Authored by Adam Smiley

This blog has often reported on the rise of unpaid internship lawsuits.  (See here and here.)  These suits have been driven by an aggressive plaintiffs’ bar that smelled opportunity based on a number of convenient facts:  many employers have an internship program, formal or informal; many interns are unpaid, or if paid work enough hours so that their effective hourly rate is below minimum wage; federal and state agencies are increasing their scrutiny of suspected wage violations; and every unpaid intern is a potential client.  Add to the mix the continuing weak job market, especially for new college graduates who are willing to work for free or sub-minimum pay to get a foot in the door with potential employers, and you have the recipe for a burgeoning trend of wage-hour litigation.

Recent events may give employers some additional bad news.  The non-profit news organization Pro Publica reported last week about a new organization called Fair Pay for Interns, which recently convinced one university to revamp its online internship database to require employers to confirm that their internships comply with the U.S. Department of Labor Guidelines.

Employers seeking access to the database are warned that “questionable” internship postings may be removed.  The database also requires employers to specify the compensation arrangements for the internship.  This change was in response to employers that posted their internships as “paid,” but compensated students with academic credit rather than cash.  Now, in order to post, employers must list whether their internship is unpaid, paid with academic credit, academic credit only, or stipend.

So why should you care about the internship practices of one university?  Two reasons:

First, the “intern fair-pay” movement is likely to spread across college campuses—maybe not with the speed of Facebook circa 2004, but quickly to be sure.  We predict that within the next year, similar campaigns will result in numerous other schools implementing internship “checks” like these. 

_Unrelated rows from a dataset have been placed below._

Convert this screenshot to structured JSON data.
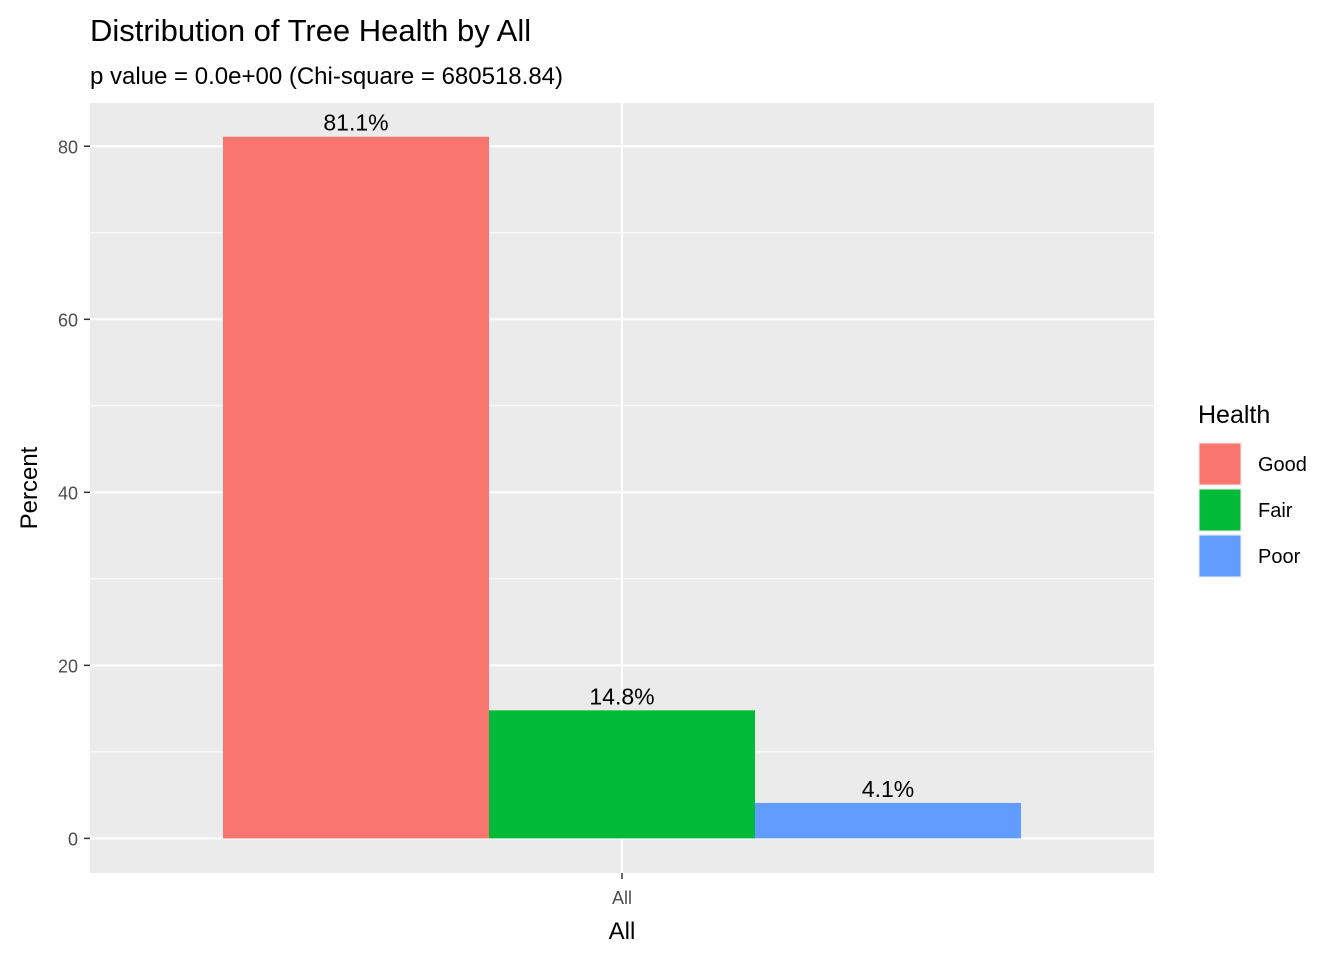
{
  "chart_data": {
    "type": "bar",
    "title": "Distribution of Tree Health by All",
    "subtitle": "p value = 0.0e+00 (Chi-square = 680518.84)",
    "xlabel": "All",
    "ylabel": "Percent",
    "categories": [
      "All"
    ],
    "series": [
      {
        "name": "Good",
        "values": [
          81.1
        ],
        "label": "81.1%",
        "color": "#F8766D"
      },
      {
        "name": "Fair",
        "values": [
          14.8
        ],
        "label": "14.8%",
        "color": "#00BA38"
      },
      {
        "name": "Poor",
        "values": [
          4.1
        ],
        "label": "4.1%",
        "color": "#619CFF"
      }
    ],
    "ylim": [
      -4,
      85
    ],
    "yticks": [
      0,
      20,
      40,
      60,
      80
    ],
    "legend": {
      "title": "Health",
      "position": "right"
    },
    "grid": true,
    "panel_background": "#EBEBEB"
  }
}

Second, the focus on DOL compliance puts employers in a delicate position.  If an employer fails to confirm its compliance with the DOL guidance, it may not only lose the ability to post its internship opportunities or attract the best candidates, but it may also paint a bulls-eye on its back for a lawsuit by an enterprising plaintiffs’ attorney.  Those employers that do confirm their compliance with the guidance, however, must actually deliver on that commitment, since interns whose experience is not consistent with that commitment could be more likely to sue given their increased awareness of the legal landscape. 

In fact, the New York Times recently reported on the growing cohesiveness of the intern community.  For example, websites provide forums for interns to “gather and commiserate” while numerous blogs allow interns to anonymously vent about their experiences.  The creative industry even has a biannual magazine (aptly titled, “Intern”), dedicated to “initiating a long overdue and frank debate about the current state of the intern culture and its implications in both the short and long term” and to “empower interns.”  Employers that provide internship experiences that fall short of the DOL guidelines, or fall short of expectations in general, risk identification and scrutiny through these outlets.  

The bottom line: employers should remain prepared for increased scrutiny of their internship programs, not only from lawyers, but now also from colleges and students.